Devlet tarafından verilen kota belli, Çaykur un işleme kapasitesi 9 bin 20 ton, biraz artırarak 9 bin 200 ton seviyelerine çıkabiliyor. Birinci sürgünde 270 bin ton seviyelerini aştı bile, tabii birde bunun ödemeleri var, sadece birinci sürgün bedelleri 1 milyar dolayında tutuyor.

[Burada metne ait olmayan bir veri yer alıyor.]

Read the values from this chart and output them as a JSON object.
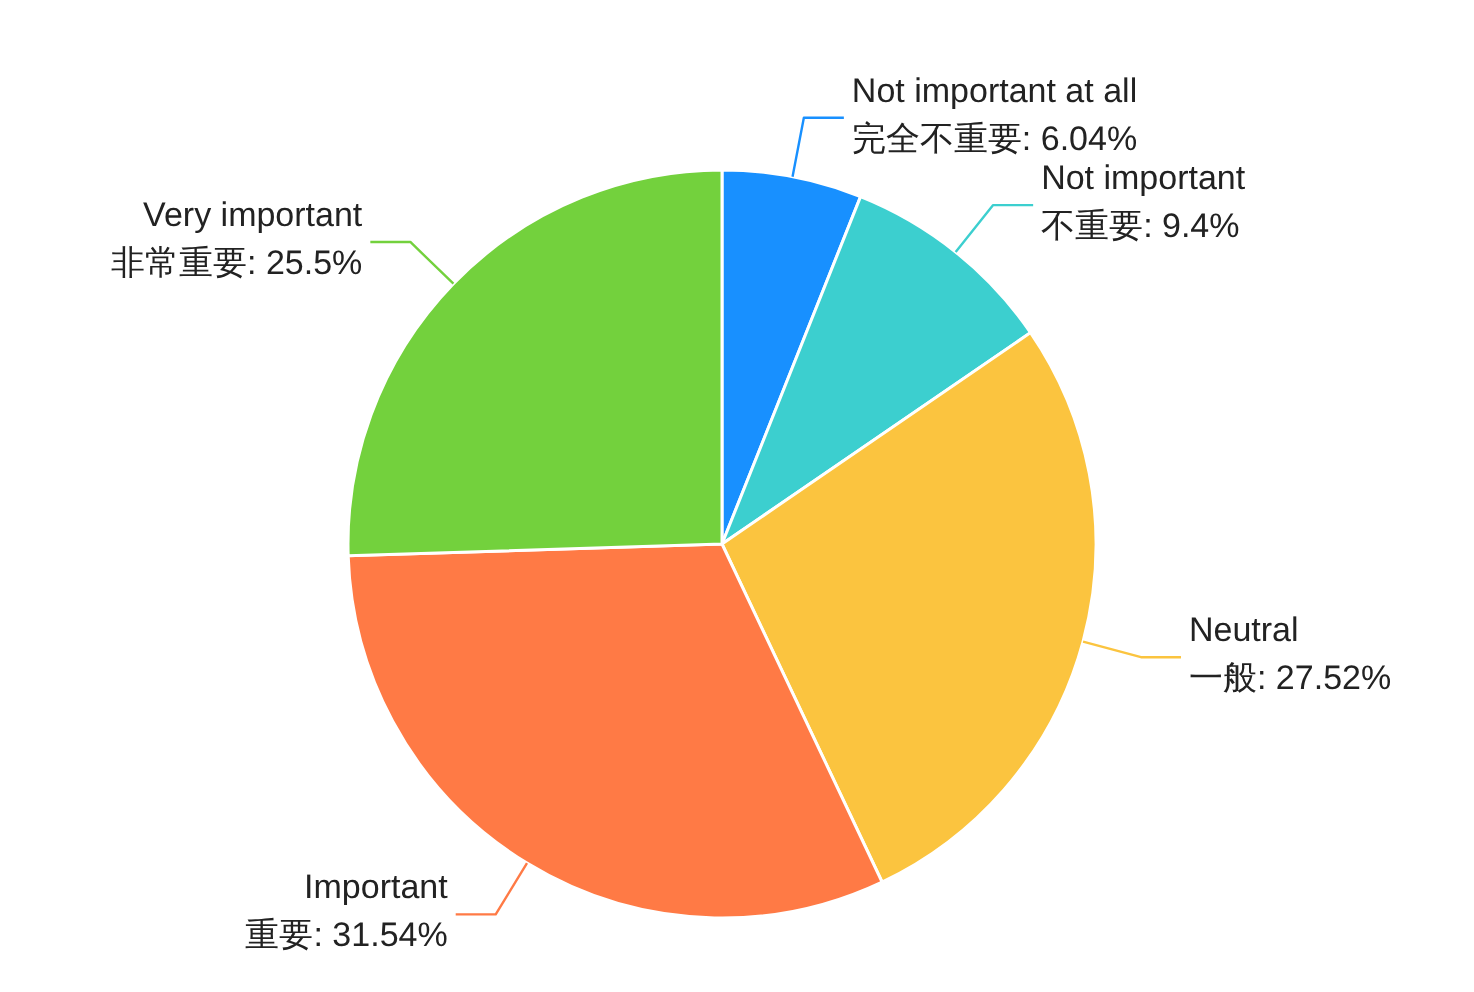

Kurum bunun yanında, yakıt, elektrik, personel, işçi ve diğer giderleri ödemek zorunda, bunları kuru çay satışı ile ödemesi mümkün değil, 2 Milyar TL nin üzerinde borcu olduğunu düşünecek olursak, bankalara her ay yüklü miktarda ödemesi olduğunu da biliyoruz.
Çaykur mutlaka yeni kapılar bulmak zorunda, DİDİ den hiç ses seda yok, ne reklamlarda, ne de Dünya markası olan DİDİ nin fabrika aşamasını duyamıyoruz.
DİDİ yan gelir, elbette Çaykur yeni yan gelirler bulmalı, yan gelirleri olmayan Çaykur un kuru çay satışları ile bu kadar ödemeyi yapacağını düşünmek bence aptallık olur.
Tabii ki önemli iki önerim olacak:
1-Çaykur mutlaka DİDİ tesislerini bölge müdürlüklerinde kurmalı bu sayede satışları artırmalı, bunun yanında elinde bulunan kuru çayın bir bölümünü mutlaka soğuk çay olarak üretmeli ve kuracağı soğuk çay tesisleri ile kalitesiz ürünlerini soğuk çay sanayinde kullanarak elindeki stok fazlalarını eritmeli.
2- Özel sektör satışlarını durdurmalı, geçtiğimiz yıl bazı özel sektörlere 22 TL den satışını yaptığı ve yıl sonu alacaklarını tahsis ettiği kuru çay satışına son vererek, üreticisine özel sektöre sattığı çay fiyatı ile üreticiye çay satmalı, sanırım bu sayede Çaykur bankalardan kullanacağı kredi miktarını hem azaltmış olacak, hem de elindeki yaklaşık 20 bin ton çayı da üreticiye vermiş olacak.
Bunlar birer öneri, elbette kuruma birileri talimat vermiyor ve bu doğrultuda hareket etmesini istemiyor ise.